「どうでした?」とかけて、「暇なスケートリンク」ととく。
で、そのこころは、「思いっきりスベリました」。
19日月曜日、名古屋市の金城学院大学文学部英米文化学科のゼミで、大勢の可愛いお嬢さん相手に約90分間、カルトムービーについて語ってきた。
いろんな点で映画のウマが合うマシュー・テイラー教授にご用意いただいた標題は、『カルトムービーの起源と影響』。
おかげでカルトムービーについて、とりわけ『ブレードランナー』を考えるちょうどいい機会となった。
じつはゼミの2日まえ、土曜日の午前10時10分、店主は新宿バルト9の大スクリーンでブレランと25年ぶりの再会を果たしていたから、その映画について語る段になるとついついリキが入ってしまうのだった。
だからここでも『ブレードランナー・ファイナルカット』(BRFC)について一筆啓上したく、そのためにもゼミで語ったカルトムービーの“意味”のようなものを簡単に書き留め、前振りに代えたいと思う。

カルトムービーという言葉が一般に使われるようになったのは1985年、USC出身の映画ジャーナリストDANNY PEARYが書いた本『CULT movies』に由来している。
カバーにはこんな副題も。
クラシック(古典)、スリーパー(予想外に当たった映画)、ウェアード・アンド・ワンダフル。

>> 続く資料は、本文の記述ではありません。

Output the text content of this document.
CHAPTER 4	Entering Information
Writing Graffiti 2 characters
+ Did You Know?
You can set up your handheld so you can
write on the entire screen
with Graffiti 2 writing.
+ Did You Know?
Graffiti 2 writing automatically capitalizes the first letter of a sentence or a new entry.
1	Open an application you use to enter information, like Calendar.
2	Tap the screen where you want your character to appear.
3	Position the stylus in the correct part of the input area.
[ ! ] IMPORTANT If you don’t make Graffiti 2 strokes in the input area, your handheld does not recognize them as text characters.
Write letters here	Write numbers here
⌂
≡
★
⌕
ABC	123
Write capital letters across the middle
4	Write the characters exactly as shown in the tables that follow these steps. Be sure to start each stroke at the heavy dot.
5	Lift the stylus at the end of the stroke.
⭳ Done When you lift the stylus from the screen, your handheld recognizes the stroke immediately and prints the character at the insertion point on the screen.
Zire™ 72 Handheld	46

店主的にはカルトムービーとは撮ろうとして撮れる類いの映画ではないと考える。
ジャンルではなくて、称号のようなもの。
しかもアカデミー賞の選考委員や高名な批評家など権威が決めたり与えたりするのではない、映画ファンの熱烈な支持や情愛を何世代にも渡って得られる類い稀な映画、それをカルトムービーというのではないかと。
その精神はカウンターカルチャーにも通じる。
型破りであるがゆえ、時には投資家やスタジオとぶつからねばならなかった映画。
完成すると、さらに無知な批評家の集中砲火を浴びる。
が、最後には体制が屈服するような成功を収めるのだ。
ストーリー展開だけでなく、映画そのものが演じた波乱にさえ痛快を感じ、観客はその両方に歓喜する。
カルトムービーとは作り手と受け手の精神が共鳴する様をいうのだ。
そういう意味でもブレランは店主が知る最後のカルトムービーといえるのだと熱弁をふるったものの、そのゼミにはブレランを観たことのあるお嬢さんはほんの一握りしかいないのだった。

BRFCについては後日、また。